Trabajaba entonces en un ayuntamiento pequeño, pero vivía en la capital. Como el domingo siguiente se iban a celebrar elecciones generales, yo me quedaría ese jueves en la ciudad para mantener algunas reuniones de las de último minuto en Delegación y Subdelegación y, además, pensaba aprovechar para darle una vuelta a algunas subvenciones atrancadas. Normalidad, con cierta inquietud, normal también, previa a unas generales.

Con el segundo café de pie veía sin interés las noticias de la mañana, a punto de salir. Todo cambió. Primeras aproximaciones dubitativas de una explosión. Corte de publicidad fugaz, para ordenarse algo, supongo, y caras de espanto en los presentadores a la vuelta. La información inicial empeoró: en cuatro minutos se habían producido más explosiones, casi simultáneas, en diversos trenes de cercanías entrando en estaciones de Madrid. No era un accidente, era un atentado. Cogí las llaves del coche porque ya no me quedaba en la ciudad. No sé si pensé en ese momento que el atentado alteraría la agenda de trabajo electoral o fue automática la decisión, pero el hecho es que mandé algunos SMS disculpándome en las reuniones que tenía previstas y me marché al ayuntamiento.
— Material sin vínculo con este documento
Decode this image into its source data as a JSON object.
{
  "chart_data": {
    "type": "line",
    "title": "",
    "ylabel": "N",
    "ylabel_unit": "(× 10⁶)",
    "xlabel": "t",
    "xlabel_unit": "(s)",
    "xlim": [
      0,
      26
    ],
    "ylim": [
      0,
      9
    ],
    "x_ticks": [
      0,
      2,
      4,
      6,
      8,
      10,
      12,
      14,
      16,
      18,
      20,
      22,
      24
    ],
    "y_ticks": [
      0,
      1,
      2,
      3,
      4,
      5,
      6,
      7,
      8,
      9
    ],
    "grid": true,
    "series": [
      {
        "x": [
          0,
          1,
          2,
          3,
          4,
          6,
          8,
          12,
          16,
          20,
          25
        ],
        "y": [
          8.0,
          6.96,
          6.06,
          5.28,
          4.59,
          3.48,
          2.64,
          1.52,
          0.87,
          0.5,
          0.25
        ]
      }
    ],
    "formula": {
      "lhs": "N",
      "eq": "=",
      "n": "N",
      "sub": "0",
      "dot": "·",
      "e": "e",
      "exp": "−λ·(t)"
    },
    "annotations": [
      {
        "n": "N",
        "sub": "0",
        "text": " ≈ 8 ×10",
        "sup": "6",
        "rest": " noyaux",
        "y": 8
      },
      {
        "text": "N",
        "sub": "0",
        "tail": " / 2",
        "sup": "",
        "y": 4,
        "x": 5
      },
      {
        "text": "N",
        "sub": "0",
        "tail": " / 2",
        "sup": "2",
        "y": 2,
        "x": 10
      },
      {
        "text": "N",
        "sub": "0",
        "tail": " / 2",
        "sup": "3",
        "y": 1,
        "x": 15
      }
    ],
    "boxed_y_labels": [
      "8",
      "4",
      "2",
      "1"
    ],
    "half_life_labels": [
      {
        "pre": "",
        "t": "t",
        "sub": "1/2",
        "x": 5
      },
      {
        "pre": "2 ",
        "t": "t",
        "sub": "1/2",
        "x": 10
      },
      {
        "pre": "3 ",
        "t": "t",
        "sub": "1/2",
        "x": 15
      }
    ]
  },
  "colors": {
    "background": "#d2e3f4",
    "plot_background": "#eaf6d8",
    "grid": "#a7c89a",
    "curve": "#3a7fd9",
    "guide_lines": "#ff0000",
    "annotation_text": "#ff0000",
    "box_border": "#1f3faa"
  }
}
El trayecto, de una hora más o menos, fue con la radio. Yo escuchaba la SER. Gabilondo. Nadie hizo entonces una asociación distinta a la que yo hacía. Atentado en España significaba ETA. Sabía que estábamos en una guerra, a la que me oponía como casi todos, y que estábamos amenazados por Bin Laden, pero, si se me pasó por la cabeza un segundo que fueran ellos, lo descarté. El ministro del Interior señaló a ETA, el presidente también. Era una confirmación evidente. No dudé. Les creí. Era ETA. Pero no fue ETA.

Cuando Otegi se desmarcó de los atentados, pensé que era raro. No dijo “mirad lo que ha hecho ETA, yo no estoy de acuerdo”; dijo “no ha sido ETA”. Empezó un runrún que no se correspondía del todo con la intensidad de las afirmaciones del gobierno. Fuentes policiales solventes apuntaban al yihadismo. En las horas siguientes, y el viernes y el sábado, se convirtió en atronador. La noche del jueves yo ya no creía al gobierno. Nunca entendí por qué se atrincheró con ETA. Comprendo el cálculo electoral que hicieron, pero no el error de hacerlo.

Aznar no seguiría. Rajoy era el candidato del PP y no me llegaba. Zapatero era nuevo y fresco, pero no sabía si lo conseguiría. Mi voto estaba claro antes del 11M y sería para el PSOE. Tras los atentados, por la mentira, deseé que muchos más lo hicieran. Los atentados no alteraron el voto, pero sí la voluntad de votar. La participación sumó esos días más de dos millones entre los posibles abstencionistas y, de ellos, dos de cada tres votaron contra aquel PP por mentir. Nadie sumó a 192 muertos ni a todos los 1.857 heridos.

Aprendí (Alfredo Pérez Rubalcaba, ¡cuánto te echo de menos!) que los españoles merecen un gobierno que no les mienta. Lo sigo creyendo hoy. Y lamento que retumbe tanto.